Betty Jiang (Senior Equity Research Analyst)
Got it. So non-D&C CapEx as percentage of total probably going to be fairly steady.
Alan Shepard (President and CFO)
I mean it won't be anything like last decade. There'll be periods where you maybe need to add a station or something like that, but it's nothing on the scale of last year. As Nick pointed out, the goal is to be as efficient as possible at that spend, given that we're able to kind of do return trips and have a focused development plan that just kind of steps out as opposed to needing to go to the extreme end of a field and build infrastructure to that part of it.
Betty Jiang (Senior Equity Research Analyst)

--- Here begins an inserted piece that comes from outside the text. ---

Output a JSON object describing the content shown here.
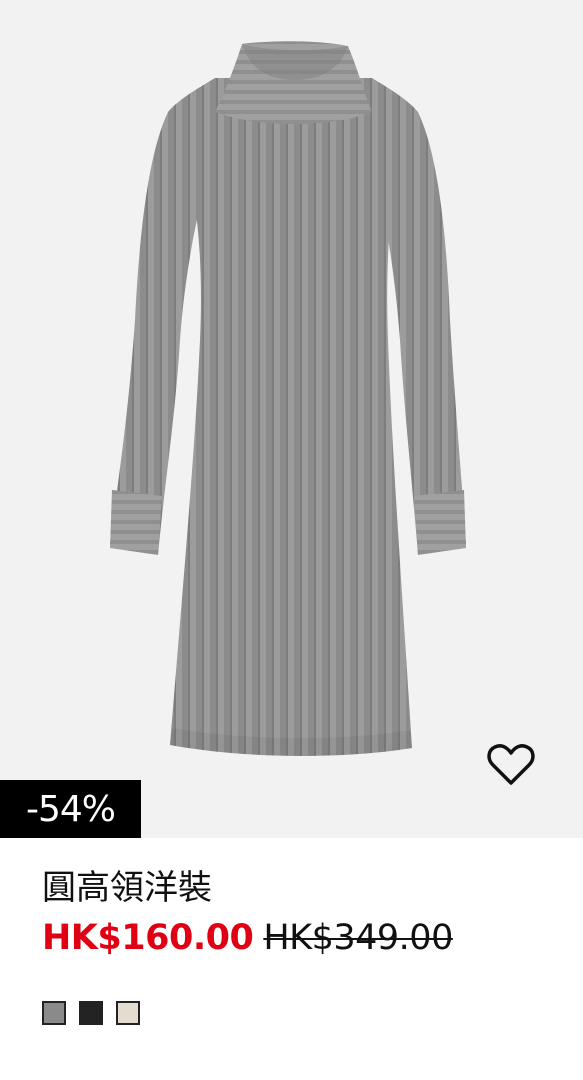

Great. My follow-up is on the back to the deep Utica development. I know there's been many questions asked around that, but what I'm hearing is the focus is really trying to get the per-foot cost down. As we have seen in the past with play development, it's just about steady state development and park a rig there and optimize and reduce drill time. With one rig running, it just seems that's not moving between the Southwest and Central. That's just not the most efficient way. Is there a possibility for us to start seeing one dedicated rig being allocated to the Utica to maximize that efficiency?
Alan Shepard (President and CFO)
Yeah, I think you nailed it. This industry is incredible. The engineers in the industry are incredible when it comes to optimizing development. Once you give enough reps at any particular project, we do try to align our development plan so that we go back to back on those types of pads. We will have Southwest PA wells develop next year as well. It all gets taken into consideration. Your broader point is the right one that we're at $1,750 per foot right now is what we've got into. My expectation would be that we're able to drive that down as the engineers do what they do.
Navneet Behl (COO)
To add to that, most of our pad development, we have three to four wells that we are testing right now, especially with the spacing of 1,300 and 1,500 ft. Us being on a three and a four-well pad leads to a lot more efficiency than it would otherwise appear in other places. Our team is actually making progress almost section by section, and that's why you see the 20% reduction in costs. That will continue to be there. We will focus on increasing drilling efficiency and reducing the cost, no matter what. That's the advantage that we have in CNX with the acreage position we have right now.
Betty Jiang (Senior Equity Research Analyst)
Great. Helpful color. Thank you.
Operator (participant)
There are no more questions in the queue. I would like to turn the conference back over to Tyler Lewis for any closing remarks.
Tyler Lewis (VP of Investor Relations)
Great, thank you. Thank you again for joining us this morning. Please feel free to reach out if anyone has any additional questions. Otherwise, we'll look forward to speaking with everyone again next quarter. Thank you.
Operator (participant)
The conference has now concluded. Thank you for attending today's presentation. You may now disconnect.